As the Uhuru Kenyatta presidency nears the end, self-assessment is taking place with the Ministry of Foreign Affairs (MFA) in the lead. While appearing to wake up from prolonged slumber, it stopped being a ‘Ministry of Strange Affairs’, and turned into a vibrant coordinator of Kenya’s multiple global interests. It managed to cut a niche for itself in a world that is realigning and discarding previous post-world war II and post-Cold War thoughts on what the world order should be.
MFA reassessment took place during an ambassadorial conference where a few hard truths were told. Auditor General Nancy Kathangu said the reason MFA and other ministries get ‘qualified’ reports from her office was because institutions ignore their own internal auditors. PS Macharia Kamau cleared the air on use of titles. In Kenya, he reminded the ambassadors, only the president qualifies to be ‘His Excellency’ or “Your Excellency’. For them, those titles apply outside, not inside Kenya.
MFA, Kamau asserted, is part of Kenya’s national security superstructure but it does not get due support and recognition. As PS, he is a board member of the National Defence College (NDC) where a senior diplomat is deputy-commandant. Foreign Service officers mix with military and police officers at NDC to learn national interests, decision-making, and strategy. Yet, unlike the military and the police, MFA does not recruit its own professionals, set its own standards, or own land to build an Academy. Acknowledging shortcomings, including conceptual and managerial ones, meant soul-searching as to the direction the country should take in world affairs.
That direction would build on Uhuru’s performance, which started in the 2013 election, with an ICC case hanging over his head, and it was rough. The Anglo-Americans led Western hostility against Uhuru but the Africans and anti-imperialists supported the right of Kenyans to elect who they wanted. On his part, Uhuru placed his hopes in the African Union.
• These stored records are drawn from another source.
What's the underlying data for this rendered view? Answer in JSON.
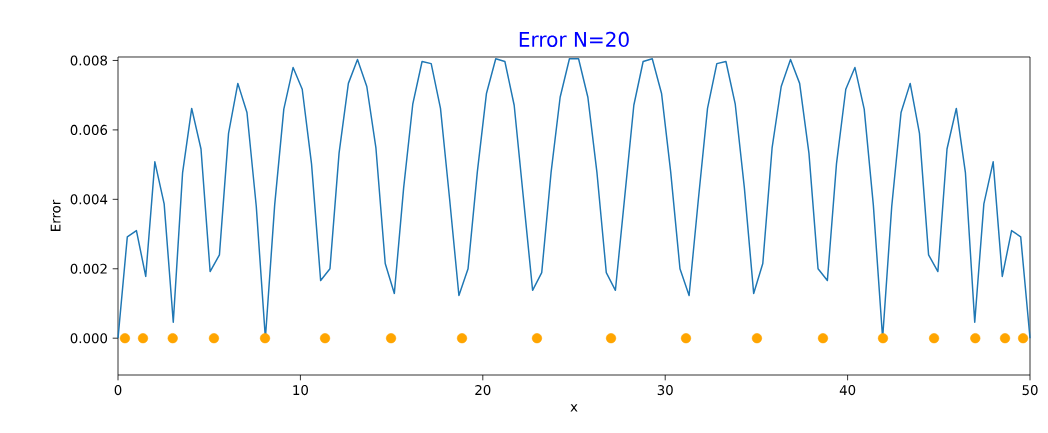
{
  "chart_data": {
    "type": "line",
    "title": "Error N=20",
    "xlabel": "x",
    "ylabel": "Error",
    "xlim": [
      0,
      50
    ],
    "ylim": [
      -0.00106,
      0.0081
    ],
    "xticks": [
      0,
      10,
      20,
      30,
      40,
      50
    ],
    "yticks": [
      {
        "value": 0,
        "label": "0.000"
      },
      {
        "value": 0.002,
        "label": "0.002"
      },
      {
        "value": 0.004,
        "label": "0.004"
      },
      {
        "value": 0.006,
        "label": "0.006"
      },
      {
        "value": 0.008,
        "label": "0.008"
      }
    ],
    "series": [
      {
        "color": "#1f77b4",
        "marker": "none",
        "x": [
          0,
          0.51,
          1.01,
          1.52,
          2.02,
          2.53,
          3.03,
          3.54,
          4.04,
          4.55,
          5.05,
          5.56,
          6.06,
          6.57,
          7.07,
          7.58,
          8.08,
          8.59,
          9.09,
          9.6,
          10.1,
          10.61,
          11.11,
          11.62,
          12.12,
          12.63,
          13.13,
          13.64,
          14.14,
          14.65,
          15.15,
          15.66,
          16.16,
          16.67,
          17.17,
          17.68,
          18.18,
          18.69,
          19.19,
          19.7,
          20.2,
          20.71,
          21.21,
          21.72,
          22.22,
          22.73,
          23.23,
          23.74,
          24.24,
          24.75,
          25.25,
          25.76,
          26.26,
          26.77,
          27.27,
          27.78,
          28.28,
          28.79,
          29.29,
          29.8,
          30.3,
          30.81,
          31.31,
          31.82,
          32.32,
          32.83,
          33.33,
          33.84,
          34.34,
          34.85,
          35.35,
          35.86,
          36.36,
          36.87,
          37.37,
          37.88,
          38.38,
          38.89,
          39.39,
          39.9,
          40.4,
          40.91,
          41.41,
          41.92,
          42.42,
          42.93,
          43.43,
          43.94,
          44.44,
          44.95,
          45.45,
          45.96,
          46.46,
          46.97,
          47.47,
          47.98,
          48.48,
          48.99,
          49.49,
          50
        ],
        "values": [
          0,
          0.00292,
          0.0031,
          0.00178,
          0.00508,
          0.00387,
          0.00046,
          0.00476,
          0.00662,
          0.00545,
          0.00192,
          0.0024,
          0.0059,
          0.00734,
          0.0065,
          0.0038,
          0,
          0.00384,
          0.0066,
          0.0078,
          0.00717,
          0.00502,
          0.00166,
          0.002,
          0.00533,
          0.00734,
          0.00803,
          0.00725,
          0.00548,
          0.00215,
          0.00129,
          0.00433,
          0.00674,
          0.00797,
          0.00791,
          0.00662,
          0.00401,
          0.00123,
          0.002,
          0.00479,
          0.00705,
          0.00805,
          0.00797,
          0.00671,
          0.00407,
          0.00138,
          0.00189,
          0.00476,
          0.00694,
          0.00805,
          0.00805,
          0.00694,
          0.00476,
          0.00189,
          0.00138,
          0.00407,
          0.00671,
          0.00797,
          0.00805,
          0.00705,
          0.00479,
          0.002,
          0.00123,
          0.00401,
          0.00662,
          0.00791,
          0.00797,
          0.00674,
          0.00433,
          0.00129,
          0.00215,
          0.00548,
          0.00725,
          0.00803,
          0.00734,
          0.00533,
          0.002,
          0.00166,
          0.00502,
          0.00717,
          0.0078,
          0.0066,
          0.00384,
          0,
          0.0038,
          0.0065,
          0.00734,
          0.0059,
          0.0024,
          0.00192,
          0.00545,
          0.00662,
          0.00476,
          0.00046,
          0.00387,
          0.00508,
          0.00178,
          0.0031,
          0.00292,
          0
        ]
      },
      {
        "type": "scatter",
        "color": "#ffa500",
        "marker": "circle",
        "x": [
          0.38,
          1.37,
          3.0,
          5.26,
          8.06,
          11.35,
          14.97,
          18.86,
          22.97,
          27.03,
          31.14,
          35.03,
          38.65,
          41.94,
          44.74,
          47.0,
          48.63,
          49.62
        ],
        "values": [
          0,
          0,
          0,
          0,
          0,
          0,
          0,
          0,
          0,
          0,
          0,
          0,
          0,
          0,
          0,
          0,
          0,
          0
        ]
      }
    ]
  }
}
His appeal to the spirit of Pan-Africanism became the anchor to his foreign policy, what CS Raychelle Omamo called Neo-Pan Africanism. Besides galvanising Africans, Uhuru charmed his way into the hearts and minds of the leadership in previously hostile Western powers. He either muted or turned critics into allies.
Subsequent to Kenya not caving into every big power demand, other countries wanted to associate with its successes, which became reference points. Kenya then exported skills and talents. DR Congo, remarked Ambassador George Masafu, imported the ‘handshake’ principle of each side yielding a little bit in order to achieve political stability. Other countries and regional organisations, Kathungu noted, imported Kenyan auditors to clean up their books. And when he was Kenya’s ambassador to the United Nations, CS Omamo revealed, PS Kamau crafted what became the UN SDGs; others followed.
In looking for its niche in a realigning world, so argues Kamau, Kenya needs a fearless and principled strategy in its foreign policy. This calls for a balance in knowing when to stand up for something and when to yield without losing sight of the big picture. The fearless and principled strategy enabled Kenya to refuse to succumb to big power pressure and also reserved its right to tell them off when they messed up. This ability to resist pressure and tell off supposedly big powers has had global ramifications, thereby giving Kenya soft power leverage.
The ability to continue leveraging soft power, however, would need to turn MFA into an advanced thinking organisation. Omamo wants Kenyan ambassadors to be ‘strategic thinkers’ in their host countries and maximise what Kenya can get. It makes little sense, she believes, for all the ambassadors to act the same way when environments are so different. Ambassadors should therefore think deeply and acquire appropriate knowledge on how to get the best from each host country without being ‘took’. It calls for strategy-based diplomacy that Kamau calls “fearless and principled".